Tom Sykes: “Credo che sia arrivato il momento di fare un cambiamento nella mia carriera e andare alla ricerca di nuove sfide. Avere la giusta motivazione per spingere se stessi e la moto oltre il limite è fondamentale per ottenere la vittoria e sento di aver dato tutto quello che potevo nel KRT. Oggi sento di essere il miglior pilota a cui potessi aspirare e ho l’esperienza per continuare a vincere. Ho quindi deciso di ritirarmi dal progetto KRT per il 2019 e cercare nuovi traguardi e sfide. Senza dubbio mi concentrerò su queste ultime gare del 2018 e sono determinato a godermi questa fase in tutti i suoi aspetti e spero che questo annuncio determini anche la fine di tutti i pettegolezzi e le speculazioni. Quando si prendono queste importanti decisioni professionali è sempre difficile trovare il giusto tempismo, soprattutto quando anche la vita personale affronta vari cambiamenti. Per quanto mi riguarda, sento che la pressione si sia sollevata dalle mie spalle e sono sicuro che il 2019 mi vedrà operativo al 100%”.

Guim Roda – KRT Team Manager: Queste ultime settimane sono state molto intense, abbiamo parlato e discusso internamente. Negli ultimi round Tom non è riuscito ad essere concentrato al 100%, aveva una decisione molto importante da prendere, oltre a delicate vicende familiare, che l’ha messo sotto stress negli ultimi due anni. Spero che dopo aver messo in chiaro le cose, riusciremo a dominare gli ultimi quattro appuntamenti così come abbiamo fatto ad Assen. Abbiamo un grande lavoro da fare fino alla fine dell’anno, e non è giunto ancora il momento di dirsi addio. La cosa fondamentale è rimanere uniti e dare il tutto per tutto per vincere anche nel 2018″.

Ichiro Yoda – KRT Senior Engineer: “Comprendiamo i desideri di Tom Sykes , è ormai tempo di prendere direzioni diverse in WorldSBK. Io e tutto il gruppo di ingegneri abbiamo grande rispetto per il lavoro svolto insieme al pilota dall’inizio del progetto WorlSBK 2010 e, naturalmente, per quello che deve ancora essere fatto fino alla fine della stagione. Le sue capacità  nello sviluppare nuovi componenti e tutti i feedback ricevuti per poter migliorare le prestazioni della moto anno dopo anno sono state utilissime, gli saremo sempre grati per il suo impegno”.
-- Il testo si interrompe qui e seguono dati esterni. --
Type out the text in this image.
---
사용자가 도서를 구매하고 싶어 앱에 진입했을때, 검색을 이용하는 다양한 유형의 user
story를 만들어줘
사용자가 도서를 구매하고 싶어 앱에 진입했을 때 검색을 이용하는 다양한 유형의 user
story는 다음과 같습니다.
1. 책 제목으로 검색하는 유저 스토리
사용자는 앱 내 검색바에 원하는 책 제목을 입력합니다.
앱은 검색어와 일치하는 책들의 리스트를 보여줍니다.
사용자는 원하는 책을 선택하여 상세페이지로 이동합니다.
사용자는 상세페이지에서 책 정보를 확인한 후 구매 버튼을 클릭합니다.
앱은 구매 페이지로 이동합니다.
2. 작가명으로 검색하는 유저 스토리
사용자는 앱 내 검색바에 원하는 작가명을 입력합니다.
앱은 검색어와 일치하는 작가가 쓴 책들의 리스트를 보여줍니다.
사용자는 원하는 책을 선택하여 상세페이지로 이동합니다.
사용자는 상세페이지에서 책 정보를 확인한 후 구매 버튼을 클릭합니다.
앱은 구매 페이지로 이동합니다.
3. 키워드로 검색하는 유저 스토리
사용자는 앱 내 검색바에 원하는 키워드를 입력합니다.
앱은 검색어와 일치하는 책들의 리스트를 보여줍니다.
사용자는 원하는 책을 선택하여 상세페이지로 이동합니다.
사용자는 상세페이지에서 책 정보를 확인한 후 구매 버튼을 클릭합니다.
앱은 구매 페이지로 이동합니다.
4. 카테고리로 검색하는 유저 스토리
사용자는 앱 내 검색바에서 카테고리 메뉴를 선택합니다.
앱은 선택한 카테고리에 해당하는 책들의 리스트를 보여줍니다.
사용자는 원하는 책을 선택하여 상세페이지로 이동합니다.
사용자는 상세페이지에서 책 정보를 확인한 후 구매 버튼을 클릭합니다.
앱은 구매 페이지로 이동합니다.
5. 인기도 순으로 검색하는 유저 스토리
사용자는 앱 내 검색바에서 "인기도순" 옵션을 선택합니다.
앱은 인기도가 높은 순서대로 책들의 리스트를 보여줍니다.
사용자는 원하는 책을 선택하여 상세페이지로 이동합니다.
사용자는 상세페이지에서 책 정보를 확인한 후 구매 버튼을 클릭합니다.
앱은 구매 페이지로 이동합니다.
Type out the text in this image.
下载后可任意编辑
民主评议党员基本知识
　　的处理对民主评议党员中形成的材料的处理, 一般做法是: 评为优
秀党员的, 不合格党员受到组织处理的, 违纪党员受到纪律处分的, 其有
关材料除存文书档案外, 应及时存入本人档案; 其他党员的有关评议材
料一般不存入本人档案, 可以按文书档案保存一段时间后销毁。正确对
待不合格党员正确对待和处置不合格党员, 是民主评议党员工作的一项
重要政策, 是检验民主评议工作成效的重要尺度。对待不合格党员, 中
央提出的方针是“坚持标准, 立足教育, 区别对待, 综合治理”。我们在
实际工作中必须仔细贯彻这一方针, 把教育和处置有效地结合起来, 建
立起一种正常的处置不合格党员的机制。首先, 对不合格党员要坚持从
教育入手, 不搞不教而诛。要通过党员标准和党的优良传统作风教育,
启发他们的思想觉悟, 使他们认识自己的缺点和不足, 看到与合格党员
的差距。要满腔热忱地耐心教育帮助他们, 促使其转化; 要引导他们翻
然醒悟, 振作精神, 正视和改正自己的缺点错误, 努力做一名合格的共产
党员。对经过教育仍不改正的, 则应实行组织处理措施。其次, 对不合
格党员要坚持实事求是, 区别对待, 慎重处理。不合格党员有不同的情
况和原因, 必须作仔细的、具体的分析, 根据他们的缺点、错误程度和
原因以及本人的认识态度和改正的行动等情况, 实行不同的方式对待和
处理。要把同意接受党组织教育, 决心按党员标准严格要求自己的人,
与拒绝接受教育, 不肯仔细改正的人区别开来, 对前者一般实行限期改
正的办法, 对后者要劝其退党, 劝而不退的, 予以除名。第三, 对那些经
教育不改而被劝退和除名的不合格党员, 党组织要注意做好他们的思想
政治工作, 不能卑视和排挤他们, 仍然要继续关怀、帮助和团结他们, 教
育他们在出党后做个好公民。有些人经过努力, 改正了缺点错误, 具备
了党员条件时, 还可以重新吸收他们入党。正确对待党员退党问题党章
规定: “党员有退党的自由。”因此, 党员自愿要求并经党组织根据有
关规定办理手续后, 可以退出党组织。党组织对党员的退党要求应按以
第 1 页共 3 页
Steve Guttridge – KME Racing Manager: “Nel corso degli anni abbiamo scritto tante pagine importanti e percorso migliaia di chilometri in compagnia di Tom. Il suo impegno costante in pista e durante i test, il suo splendido rapporto con i fan e con la stampa hanno avuto un impatto molto positivo su Kawasaki. E’ così amato perché dà sempre il 100% in tutto quello che fa. E’ triste dover perdere un vero “brand ambassador” ma sono anche conscio del fatto che sia arrivato il momento per Tom di cercare nuovi stimoli ed affrontare nuove sfide. Saremo al suo fianco alla prossima gara di Portimao per fare in modo che parta ancora dalla pole position”.